Oleh karenanya, ada beberapa alasan pentingnya sektor publik, yaitu :
1.        Sektor publik berfungsi menyediakan barang-barang publik yang sangat dibutuhkan masyarakat dan tidak disediakan oleh sektor privat, maupun sektor sosial.
2.        Sektor publik dibutuhkan sebagai regulator.

3.        Sektor publik diperlukan sebagai pengelola Negara dan pengemban amanah konstitusi melalui fungsi birokrasi pemerintahan.

Ada beberapa hal yang masih perlu dilakukan evaluasi pada sektor pelayanan publik yang dikelola pemerintah, baik departemen, lembaga pemerintah non departemen, maupun pemerintah daerah, seperti pelayanan pajak, perizinan, investasi, pembuatan KTP, SIM, STNK, IMB,  transportasi, akta, sertifikat tanah, listrik, air, telepon, pos, dan sebagainya.
Pada hakikatnya korupsi beserta kembarannya yakni kolusi dan nepotisme bukanlah kegiatan sepihak, melainkan terjadi karena adanya hubungan, misalnya antara aparat pemerintah dengan pengusaha. Oleh karena adanya interaksi itulah, maka kemungkinan adanya KKN bisa terjadi, seperti tawar menawar biaya, pungutan liar, kolusi, penjualan pengaruh, nepotisme, penyuapan (sogok) yang disamarkan sebagai hibah, hadiah atau uang terimakasih dan cara-cara lain yang tidak dapat dipertanggungjawabkan yang kesemuanya menimbulkan ekonomi biaya tinggi (high cost economy).
Sektor pelayanan pajak, misalnya, merupakan sektor yang dituding rawan korupsi. Di sana tempat terhimpun uang milyaran sampai triliunan rupiah dari para wajib pajak, sehingga ada saja oknum yang tergoda untuk menggerogotinya dengan berbagai cara. Perbuatan itu, bukan hanya dilakukan oknum aparat pajak, melainkan juga oleh para wajib pajak. Modusnya beraneka ragam mulai dari menggangsir setoran pajak, tawar menawar nilai pajak sehingga pajak yang dibayar lebih kecil, menggelapkan pajak yang dibayarkan, meminta persenan dari pemohon bebas pajak,  memanipulasi laporan keuangan sehingga nilai pajaknya berkurang, pemalsuan faktur pajak, dll.

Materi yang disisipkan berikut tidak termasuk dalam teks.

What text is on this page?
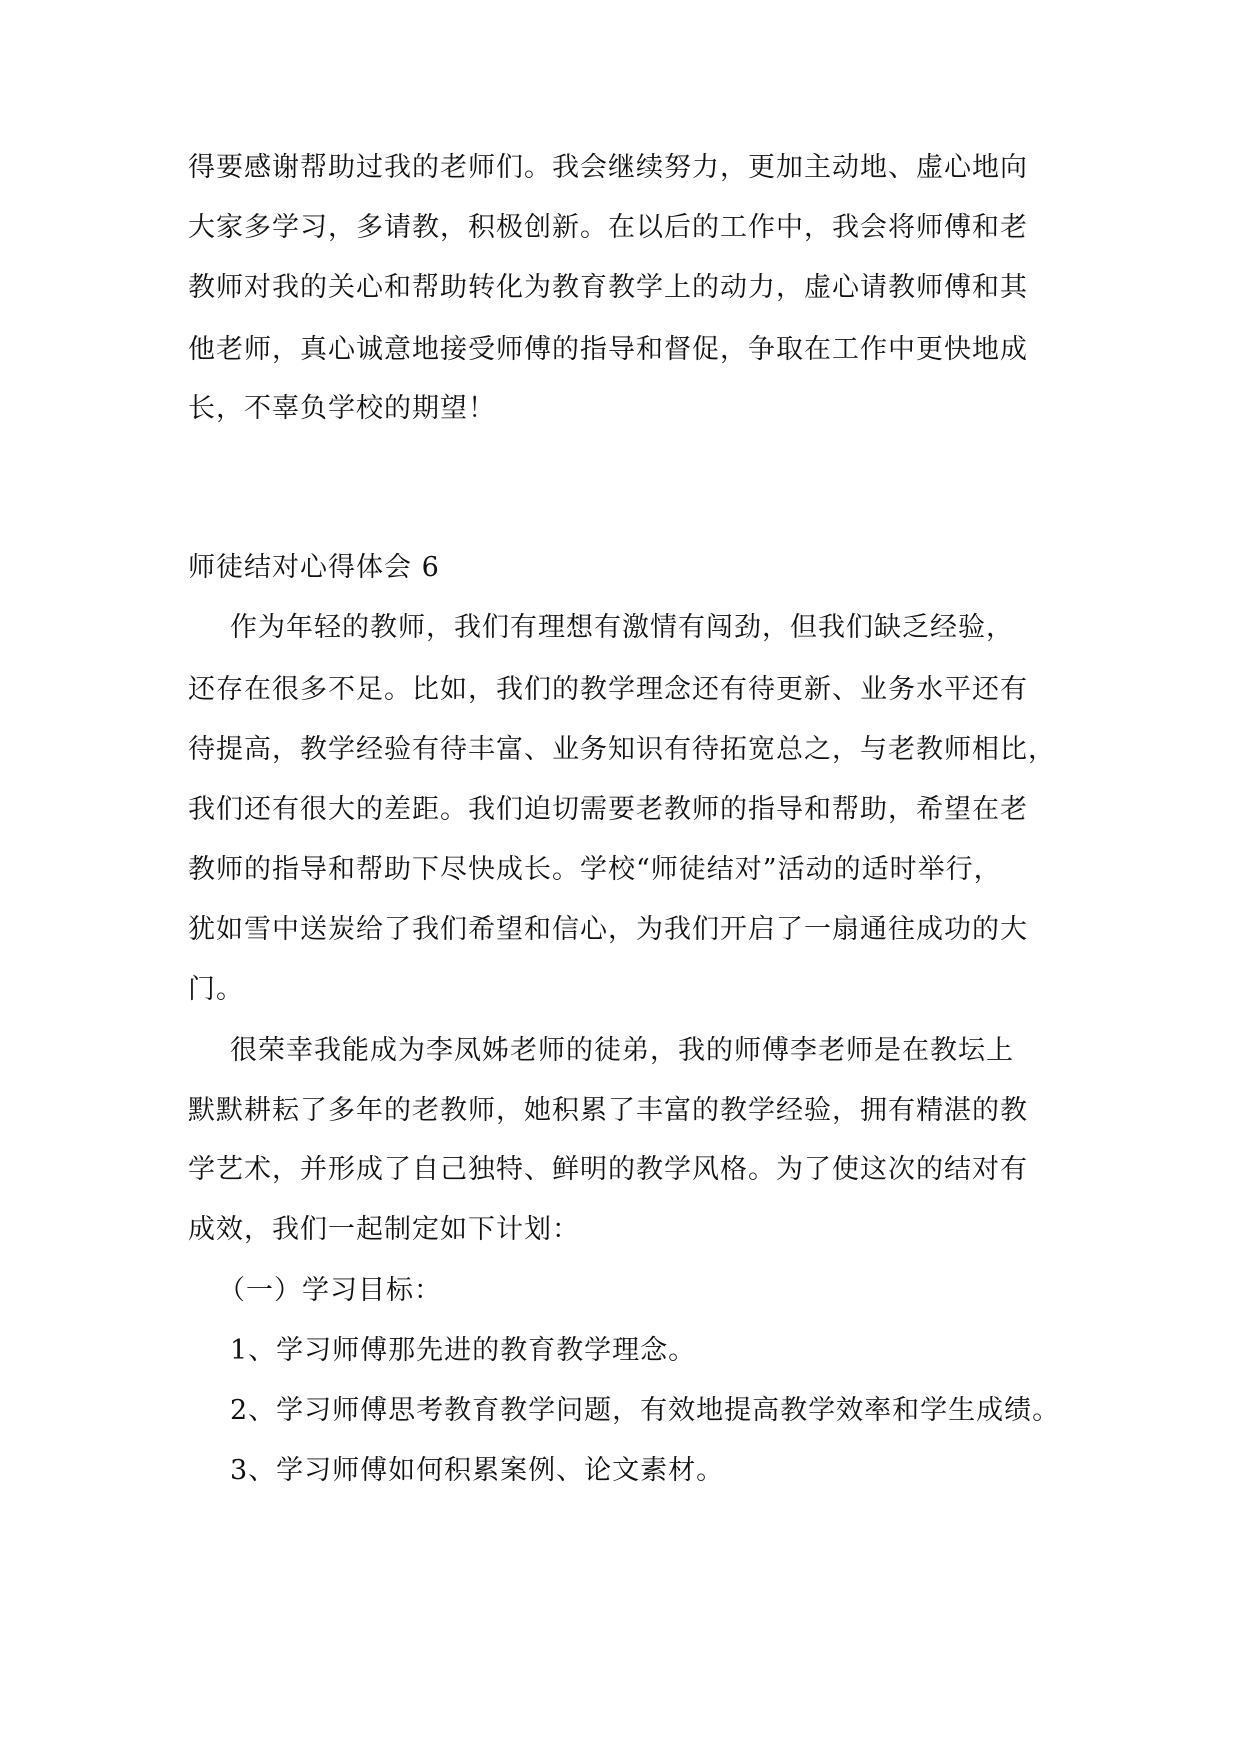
得要感谢帮助过我的老师们。我会继续努力，更加主动地、虚心地向
大家多学习，多请教，积极创新。在以后的工作中，我会将师傅和老
教师对我的关心和帮助转化为教育教学上的动力，虚心请教师傅和其
他老师，真心诚意地接受师傅的指导和督促，争取在工作中更快地成
长，不辜负学校的期望！
师徒结对心得体会 6
作为年轻的教师，我们有理想有激情有闯劲，但我们缺乏经验，
还存在很多不足。比如，我们的教学理念还有待更新、业务水平还有
待提高，教学经验有待丰富、业务知识有待拓宽总之，与老教师相比，
我们还有很大的差距。我们迫切需要老教师的指导和帮助，希望在老
教师的指导和帮助下尽快成长。学校“师徒结对”活动的适时举行，
犹如雪中送炭给了我们希望和信心，为我们开启了一扇通往成功的大
门。
很荣幸我能成为李凤姊老师的徒弟，我的师傅李老师是在教坛上
默默耕耘了多年的老教师，她积累了丰富的教学经验，拥有精湛的教
学艺术，并形成了自己独特、鲜明的教学风格。为了使这次的结对有
成效，我们一起制定如下计划：
（一）学习目标：
1、学习师傅那先进的教育教学理念。
2、学习师傅思考教育教学问题，有效地提高教学效率和学生成绩。
3、学习师傅如何积累案例、论文素材。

Selain berupa korupsi, keluhan yang sering mengemuka terhadap sektor pelayanan umumnya adalah menyangkut kualitas pelayanan seperti sistem dan prosedur pelayanan yang berbelit-belit atau lamban, tidak transparan, kurang informatif, kurang simpatik dan akomodatif, diskriminasi pelayanan, tidak memiliki standar baku pelayanan, atau kurang konsisten sehingga tidak menjamin kepastian hukum, waktu dan biaya.
Paling ironisnya, keluhan serupa juga dirasakan sendiri oleh para PNS yang nota bene adalah sejawat atau sesama aparat birokrasi pada saat menyelesaikan “urusan kepegawaian”, seperti usul kenaikan pangkat, kenaikan gaji berkala, usul jabatan struktural dan fungsional, cuti, bantuan kesejahteraan, dan sejenisnya. Keluhan itu seringkali dikaitkan dengan adanya “budaya amplop” yang harus disediakan.

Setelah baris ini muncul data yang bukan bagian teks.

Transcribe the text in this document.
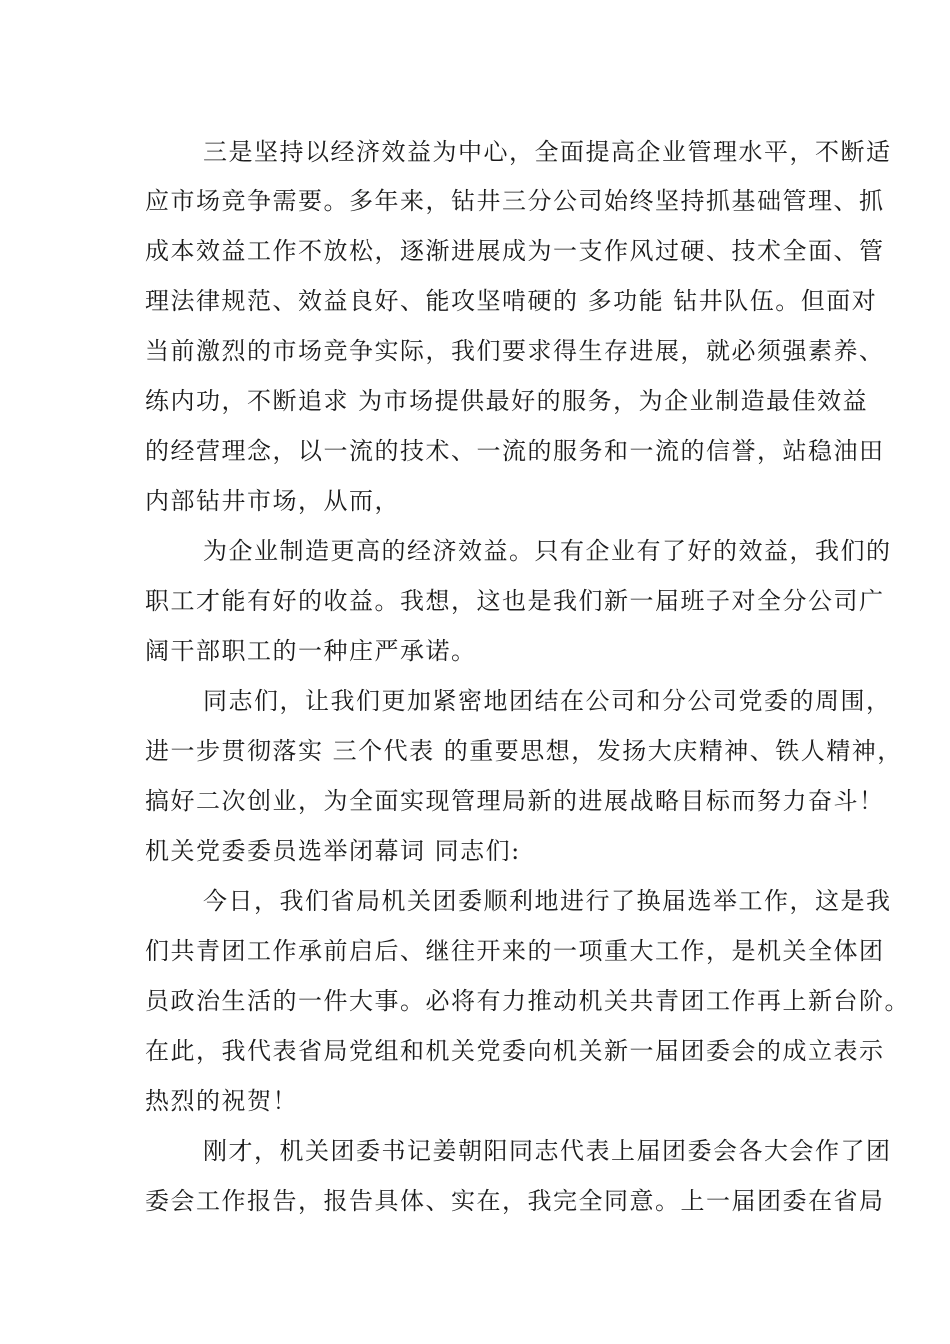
三是坚持以经济效益为中心，全面提高企业管理水平，不断适

应市场竞争需要。多年来，钻井三分公司始终坚持抓基础管理、抓

成本效益工作不放松，逐渐进展成为一支作风过硬、技术全面、管

理法律规范、效益良好、能攻坚啃硬的 多功能 钻井队伍。但面对

当前激烈的市场竞争实际，我们要求得生存进展，就必须强素养、

练内功，不断追求 为市场提供最好的服务，为企业制造最佳效益

的经营理念，以一流的技术、一流的服务和一流的信誉，站稳油田

内部钻井市场，从而，

为企业制造更高的经济效益。只有企业有了好的效益，我们的

职工才能有好的收益。我想，这也是我们新一届班子对全分公司广

阔干部职工的一种庄严承诺。

同志们，让我们更加紧密地团结在公司和分公司党委的周围，

进一步贯彻落实 三个代表 的重要思想，发扬大庆精神、铁人精神，

搞好二次创业，为全面实现管理局新的进展战略目标而努力奋斗！

机关党委委员选举闭幕词 同志们:

今日，我们省局机关团委顺利地进行了换届选举工作，这是我

们共青团工作承前启后、继往开来的一项重大工作，是机关全体团

员政治生活的一件大事。必将有力推动机关共青团工作再上新台阶。

在此，我代表省局党组和机关党委向机关新一届团委会的成立表示

热烈的祝贺！

刚才，机关团委书记姜朝阳同志代表上届团委会各大会作了团

委会工作报告，报告具体、实在，我完全同意。上一届团委在省局
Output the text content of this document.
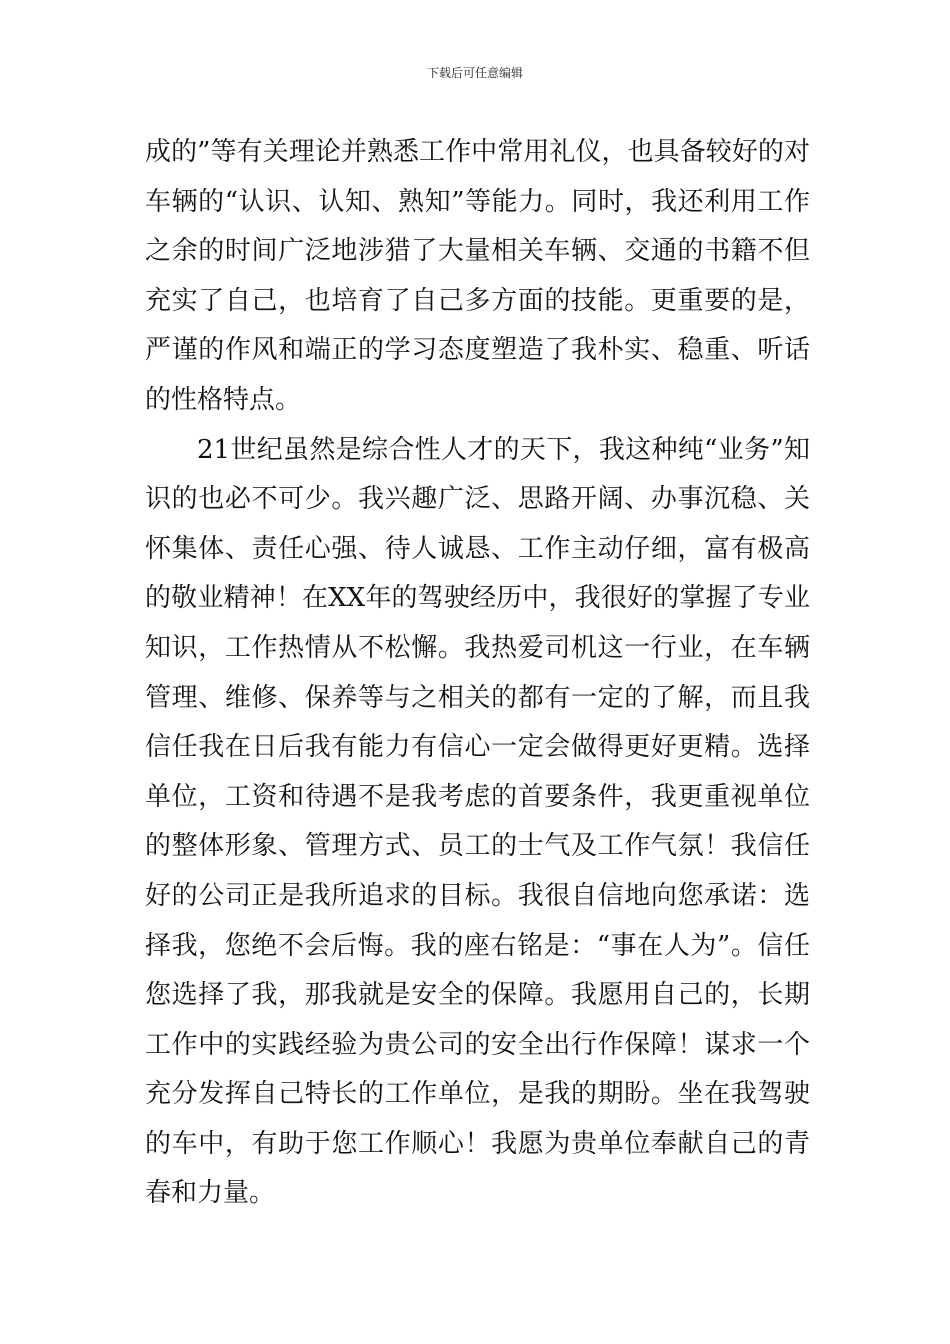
下载后可任意编辑

成的”等有关理论并熟悉工作中常用礼仪，也具备较好的对车辆的“认识、认知、熟知”等能力。同时，我还利用工作之余的时间广泛地涉猎了大量相关车辆、交通的书籍不但充实了自己，也培育了自己多方面的技能。更重要的是，严谨的作风和端正的学习态度塑造了我朴实、稳重、听话的性格特点。

21世纪虽然是综合性人才的天下，我这种纯“业务”知识的也必不可少。我兴趣广泛、思路开阔、办事沉稳、关怀集体、责任心强、待人诚恳、工作主动仔细，富有极高的敬业精神！在XX年的驾驶经历中，我很好的掌握了专业知识，工作热情从不松懈。我热爱司机这一行业，在车辆管理、维修、保养等与之相关的都有一定的了解，而且我信任我在日后我有能力有信心一定会做得更好更精。选择单位，工资和待遇不是我考虑的首要条件，我更重视单位的整体形象、管理方式、员工的士气及工作气氛！我信任好的公司正是我所追求的目标。我很自信地向您承诺：选择我，您绝不会后悔。我的座右铭是：“事在人为”。信任您选择了我，那我就是安全的保障。我愿用自己的，长期工作中的实践经验为贵公司的安全出行作保障！谋求一个充分发挥自己特长的工作单位，是我的期盼。坐在我驾驶的车中，有助于您工作顺心！我愿为贵单位奉献自己的青春和力量。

Sudah bukan menjadi rahasia lagi bahwa di banyak instansi pelayanan publik milik pemerintah seolah tidak ada lagi meja yang terbebas dari praktik suap, sementara rangkaian meja yang ditelusuri kadangkala cukup panjang, sehingga dapat dibayangkan berapa banyak uang suap yang dikeluarkan untuk memperpendek birokrasi pelayanan itu. Atau bagi masyarakat yang enggan dengan birokrasi itu, kadangkala lebih memilih berurusan lewat perantaraan calo.
Sektor publik merupakan lembaga yang menjalankan roda pemerintahan yang sumber legitimasinya berasal dari masyarakat. Oleh karena itu, kepercayaan yang diberikan oleh masyarakat kepada penyelenggara pemerintahan haruslah diimbangi dengan adanya pemerintahan yang bersih.

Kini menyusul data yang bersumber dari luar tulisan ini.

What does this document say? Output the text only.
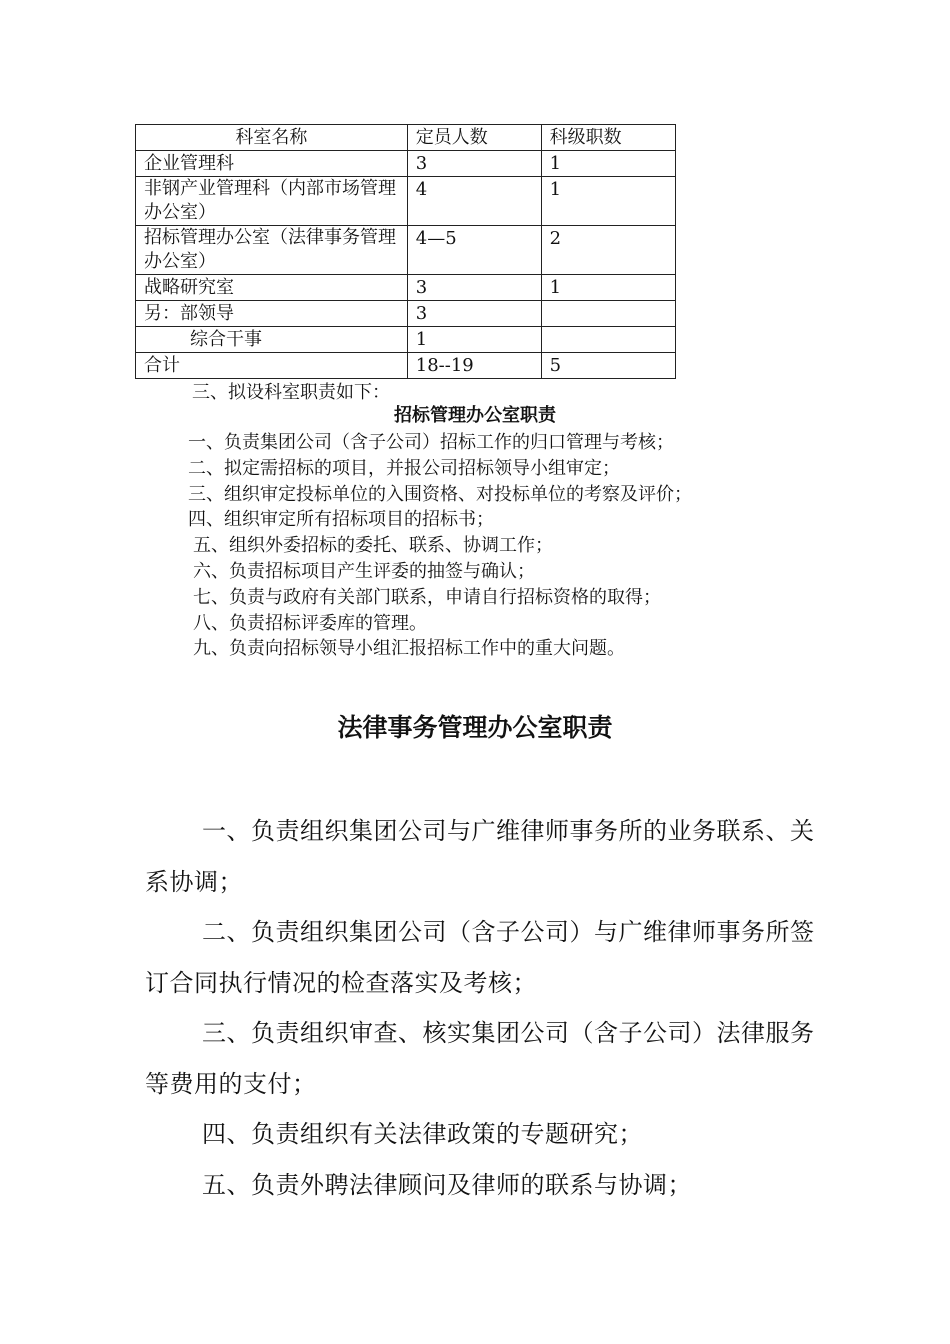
科室名称	定员人数	科级职数
企业管理科	3	1
非钢产业管理科（内部市场管理办公室）	4	1
招标管理办公室（法律事务管理办公室）	4—5	2
战略研究室	3	1
另：部领导	3	
综合干事	1	
合计	18--19	5
三、拟设科室职责如下：
招标管理办公室职责
一、负责集团公司（含子公司）招标工作的归口管理与考核；
二、拟定需招标的项目，并报公司招标领导小组审定；
三、组织审定投标单位的入围资格、对投标单位的考察及评价；
四、组织审定所有招标项目的招标书；
五、组织外委招标的委托、联系、协调工作；
六、负责招标项目产生评委的抽签与确认；
七、负责与政府有关部门联系，申请自行招标资格的取得；
八、负责招标评委库的管理。
九、负责向招标领导小组汇报招标工作中的重大问题。
法律事务管理办公室职责
一、负责组织集团公司与广维律师事务所的业务联系、关系协调；
二、负责组织集团公司（含子公司）与广维律师事务所签订合同执行情况的检查落实及考核；
三、负责组织审查、核实集团公司（含子公司）法律服务等费用的支付；
四、负责组织有关法律政策的专题研究；
五、负责外聘法律顾问及律师的联系与协调；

Namun jika pemerintah tidak menanganinya dengan baik maka momok yang kerap ditudingkan pada sektor publik atau pemerintah itu justru akan dijadikan sebagai sarang korupsi, kolusi, nepotisme, pemborosan negara, kecurangan dan berbagai ketidakberesan dipemerintahan. Maka itu sangat diperlukan sekali adanya audit pada sektor publik itu sendiri.
Kebutuhan masyarakat secara bersama terhadap barang atau jasa tertentu sehingga diperlukan sektor publik. Juga demi menghindari ketidakadilan, maka diserahkan kepada pihak atau pengurus tertentu. Apalagi warga masyarakat yang taat membayar pajak untuk mendukung pengaturan barang atau jasa oleh pengurus pada sektor publik itu. Sehingga keberadaannya tak dapat dihindarkan, masyarakat butuh regulasi yang mengatur pemakaian barang-barang publik.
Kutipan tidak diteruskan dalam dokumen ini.